By using Workplace Join, information workers can join their personal devices with their company's workplace computers to access company resources and services. When you join your personal device to your workplace, it becomes a known device and provides seamless second factor authentication and Single Sign-On to workplace resources and applications.

That sounds nice. Seamless second factor authentication and SSO is nothing to snub your nose at, especially in an enterprise environment where timely access to corporate resources is critical to the success of your business. Imagine a user who utilizes Outlook for iOS who no longer needs to enter their password when you send a link to a document on your Office 365 portal? If you save that employee 30 seconds every time they browse to a document from email, imagine how much time you've bought them over the course of a day. That's just one employee. What if you could allow your entire workforce to experience the same capability?

So where does Azure Active Directory's Device Registration service fit into all of this?

Azure Active Directory Device Registration service

Now that we're sold on the benefits of device registration, we have to understand how Azure Active Directory underpins the Workplace Join functionality.

The previously mentioned TechNet article Join to Workplace from Any Device for SSO and Seamless Second Factor Authentication Across Company Applications also provides a nice overview of how the two services interact.

Workplace Join is made possible by the Azure Active Directory Device Registration service. When a device is joined by Workplace Join, the service provisions a device object in Azure Active Directory and then sets a key on the local device that is used to represent the device identity. This device identity can then be used with access control rules for applications that are hosted in the cloud and on-premises.

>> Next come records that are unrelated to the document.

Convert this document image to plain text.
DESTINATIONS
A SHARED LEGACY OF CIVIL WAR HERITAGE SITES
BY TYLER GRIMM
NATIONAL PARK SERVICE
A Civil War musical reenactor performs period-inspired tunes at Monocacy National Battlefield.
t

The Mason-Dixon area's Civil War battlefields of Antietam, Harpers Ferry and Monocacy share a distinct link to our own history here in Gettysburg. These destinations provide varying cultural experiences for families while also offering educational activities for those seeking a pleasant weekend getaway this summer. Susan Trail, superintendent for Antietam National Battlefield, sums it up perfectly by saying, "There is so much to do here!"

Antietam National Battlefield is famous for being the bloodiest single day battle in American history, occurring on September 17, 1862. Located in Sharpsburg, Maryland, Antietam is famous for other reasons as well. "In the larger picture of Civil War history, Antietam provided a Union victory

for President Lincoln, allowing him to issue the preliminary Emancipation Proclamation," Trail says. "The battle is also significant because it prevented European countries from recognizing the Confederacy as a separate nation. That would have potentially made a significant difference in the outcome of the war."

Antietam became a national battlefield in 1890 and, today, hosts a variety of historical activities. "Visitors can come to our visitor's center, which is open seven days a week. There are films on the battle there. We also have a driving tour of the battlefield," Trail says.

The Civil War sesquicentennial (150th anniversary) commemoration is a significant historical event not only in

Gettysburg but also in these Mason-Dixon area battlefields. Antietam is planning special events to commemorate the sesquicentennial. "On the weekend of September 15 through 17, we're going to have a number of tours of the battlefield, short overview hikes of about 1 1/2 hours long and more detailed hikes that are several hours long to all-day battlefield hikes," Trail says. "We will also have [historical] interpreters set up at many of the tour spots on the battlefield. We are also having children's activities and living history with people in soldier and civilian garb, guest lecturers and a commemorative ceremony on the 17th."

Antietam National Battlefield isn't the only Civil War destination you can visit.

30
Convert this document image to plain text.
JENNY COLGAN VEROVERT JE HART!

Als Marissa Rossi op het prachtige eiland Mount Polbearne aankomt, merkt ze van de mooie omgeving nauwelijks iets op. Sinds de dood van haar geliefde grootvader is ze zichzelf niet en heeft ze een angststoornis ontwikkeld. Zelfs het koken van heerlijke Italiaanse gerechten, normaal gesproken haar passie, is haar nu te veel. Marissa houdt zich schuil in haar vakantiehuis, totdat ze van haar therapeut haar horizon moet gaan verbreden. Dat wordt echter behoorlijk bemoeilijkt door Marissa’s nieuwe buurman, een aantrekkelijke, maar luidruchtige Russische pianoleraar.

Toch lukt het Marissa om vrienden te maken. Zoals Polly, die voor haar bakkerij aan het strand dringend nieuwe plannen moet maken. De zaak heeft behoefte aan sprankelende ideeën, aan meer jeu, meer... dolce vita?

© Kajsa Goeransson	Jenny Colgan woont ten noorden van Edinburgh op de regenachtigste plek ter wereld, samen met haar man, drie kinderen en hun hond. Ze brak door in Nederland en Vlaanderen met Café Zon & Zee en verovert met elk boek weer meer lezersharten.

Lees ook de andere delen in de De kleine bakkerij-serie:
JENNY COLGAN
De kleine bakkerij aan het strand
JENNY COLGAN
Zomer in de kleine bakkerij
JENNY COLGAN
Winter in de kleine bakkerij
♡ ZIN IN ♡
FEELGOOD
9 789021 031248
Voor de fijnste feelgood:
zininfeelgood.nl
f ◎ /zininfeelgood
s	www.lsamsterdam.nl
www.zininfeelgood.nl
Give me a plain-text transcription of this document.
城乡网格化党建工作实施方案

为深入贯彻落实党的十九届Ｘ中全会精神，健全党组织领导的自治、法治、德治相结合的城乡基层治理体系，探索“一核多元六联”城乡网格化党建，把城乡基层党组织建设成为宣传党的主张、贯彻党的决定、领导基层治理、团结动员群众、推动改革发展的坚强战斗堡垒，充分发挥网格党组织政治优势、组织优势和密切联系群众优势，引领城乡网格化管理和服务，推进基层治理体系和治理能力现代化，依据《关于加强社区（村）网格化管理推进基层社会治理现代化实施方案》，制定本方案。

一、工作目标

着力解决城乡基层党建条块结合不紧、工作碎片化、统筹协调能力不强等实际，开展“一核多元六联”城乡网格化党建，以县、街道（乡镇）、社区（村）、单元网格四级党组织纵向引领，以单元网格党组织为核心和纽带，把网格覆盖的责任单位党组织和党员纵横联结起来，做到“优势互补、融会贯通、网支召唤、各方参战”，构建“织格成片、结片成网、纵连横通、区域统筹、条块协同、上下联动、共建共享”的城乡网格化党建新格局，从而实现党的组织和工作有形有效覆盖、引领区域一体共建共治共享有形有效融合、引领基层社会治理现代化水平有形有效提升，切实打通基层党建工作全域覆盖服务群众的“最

On-premises and The Cloud™: Better Together

If your organization is leveraging Office 365 and licensed under any commercial subscriptions (including Business, Enterprise, EDU and Government), you have access to the mobile device management (MDM) capabilities of Office 365 as a part of your license.

Now, I can hear you saying "But wait, you just told me I need to have Azure Active Directory for this to work!".

I did.

If you're on Office 365 you already have an Azure Active Directory tenancy driving your Office 365 subscription. Let me repeat that again. If you have Office 365 subscription, you have an Azure subscription and an Azure Active Directory tenancy within that subscription today.

To drive that home, let’s take a look at an AAD tenant that drives an Office 365 E3 tenant. In that case, you cannot even disable Workplace Join, as it is an included feature of your Office 365 subscription and automatically enabled.

Enrollment with Microsoft Intune or Mobile Device Management for Office 365 requires Workplace Join. If you have configured either of these services, ALL will be selected and the button will be disabled.

With Workplace Join enabled, the magic happens when you select which users can AD Join devices. Your choices are All, Selected or None.

At this point, if you have the right DNS records in place for enterprise registration, users can begin registering devices against Azure Active Directory and those devices will be subject to any Conditional Access Device Policies for Office 365 services that have been configured.